Local Microenvironments at Disordered Interfaces Visualized through Ensemble Measurements
Jillian Dempsey a
a University of North Carolina at Chapel Hill, Department of Chemistry, Chapel Hill, Carolina del Norte 27599, EE. UU., Chapel Hill, United States
Materials for Sustainable Development Conference (MATSUS)
Proceedings of nanoGe Fall Meeting 2021 (NFM21)
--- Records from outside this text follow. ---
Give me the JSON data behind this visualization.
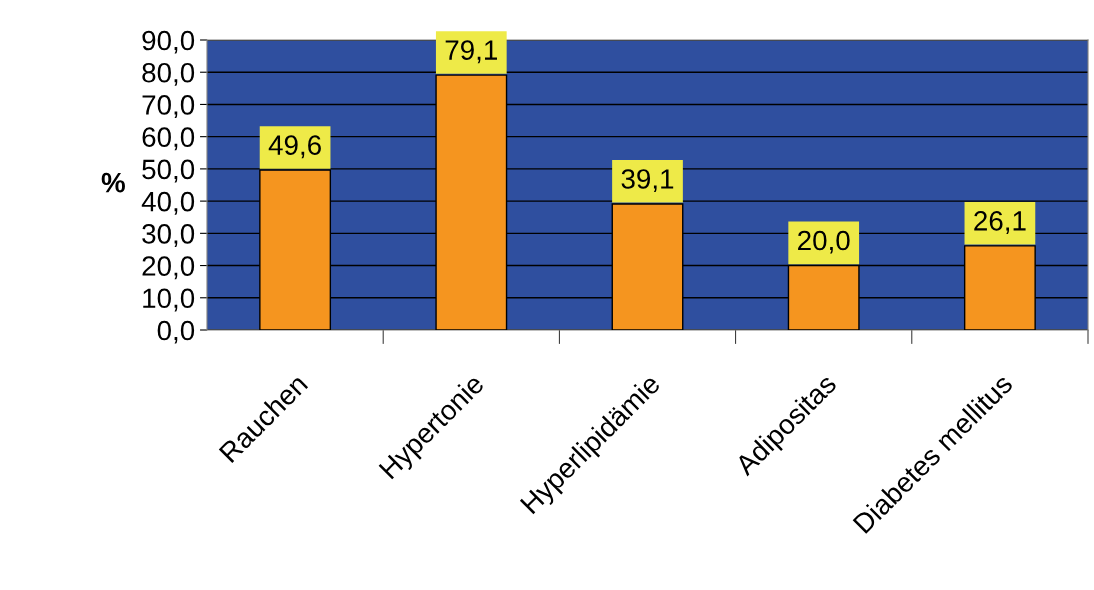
{
  "chart_data": {
    "type": "bar",
    "ylabel": "%",
    "categories": [
      "Rauchen",
      "Hypertonie",
      "Hyperlipidämie",
      "Adipositas",
      "Diabetes mellitus"
    ],
    "values": [
      49.6,
      79.1,
      39.1,
      20.0,
      26.1
    ],
    "value_labels": [
      "49,6",
      "79,1",
      "39,1",
      "20,0",
      "26,1"
    ],
    "color": "#f5951f",
    "ylim": [
      0,
      90
    ],
    "yticks": [
      {
        "value": 0,
        "label": "0,0"
      },
      {
        "value": 10,
        "label": "10,0"
      },
      {
        "value": 20,
        "label": "20,0"
      },
      {
        "value": 30,
        "label": "30,0"
      },
      {
        "value": 40,
        "label": "40,0"
      },
      {
        "value": 50,
        "label": "50,0"
      },
      {
        "value": 60,
        "label": "60,0"
      },
      {
        "value": 70,
        "label": "70,0"
      },
      {
        "value": 80,
        "label": "80,0"
      },
      {
        "value": 90,
        "label": "90,0"
      }
    ],
    "grid": "y",
    "legend": false
  }
}
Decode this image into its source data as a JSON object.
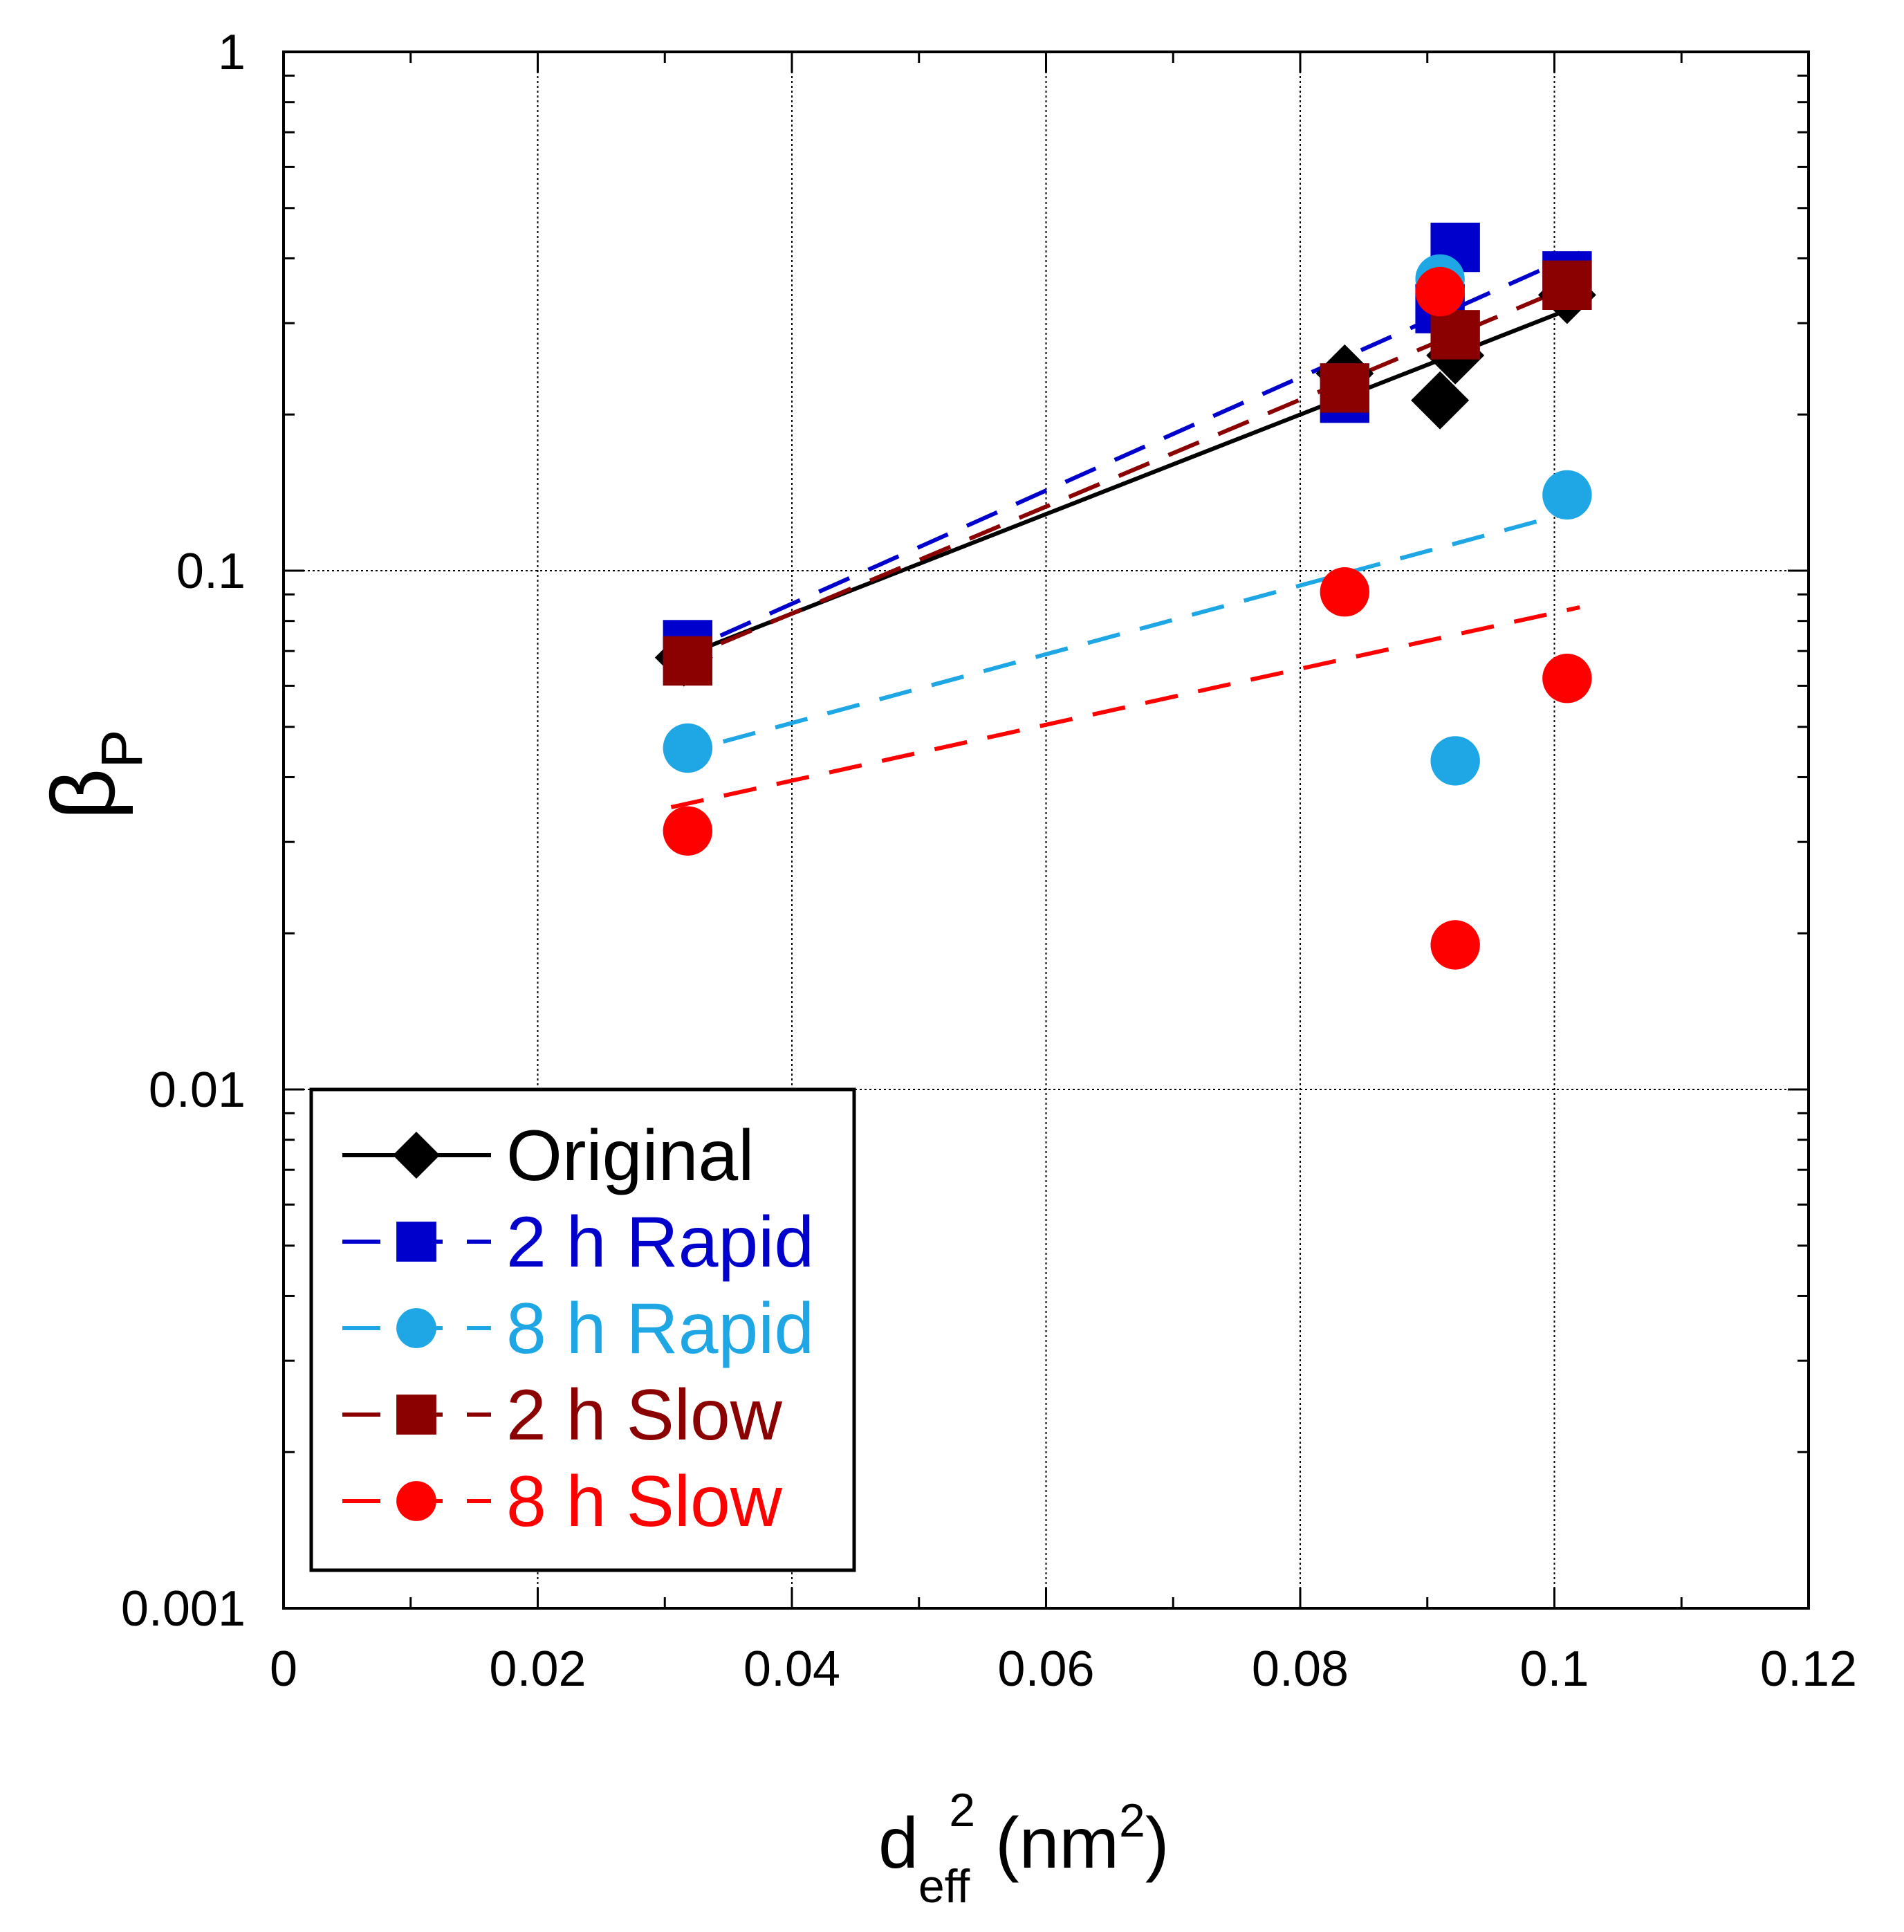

#SolCat21. (Photo-)Electrocatalysis: From the Atomistic to System Scale
Online, Spain, 2021 October 18th - 22nd
Organizers: Karen Chan, Sophia Haussener and Brian Seger
Invited Speaker, Jillian Dempsey, presentation 167
DOI: https://doi.org/10.29363/nanoge.nfm.2021.167
Publication date: 23rd September 2021

Disorder in real materials influences their properties and the chemical processes that occur at their interfaces. In order to unravel, and ultimately control processes at these interfaces, it is essential to gain a molecular-level understanding of the underlying physical manifestations caused by disordered materials. To accomplish this, measurement techniques through which disorder can be detected, quantified, and monitored are needed. However, such quantitative measurements are notoriously difficult, as effects often average out in ensemble measurements. In our lab, we have employed a combination of electrochemical and spatially resolved surface spectroscopy measurements to illuminate a molecular-level picture of disorder in materials. We study amorphous carbon which is an intrinsically disordered material. To the amorphous carbon, we covalently attached a monolayer of ferrocene. Interfacial electron transfer across the amorphous carbon–ferrocene interface is highly sensitive to the local microenvironment felt by the ferrocene, and thus to disruptions of order. By systematically varying linker properties and surface loadings, the influence of lateral interactions between nonuniformly distributed ferrocene headgroups on ensemble electrochemical measurements is gleaned.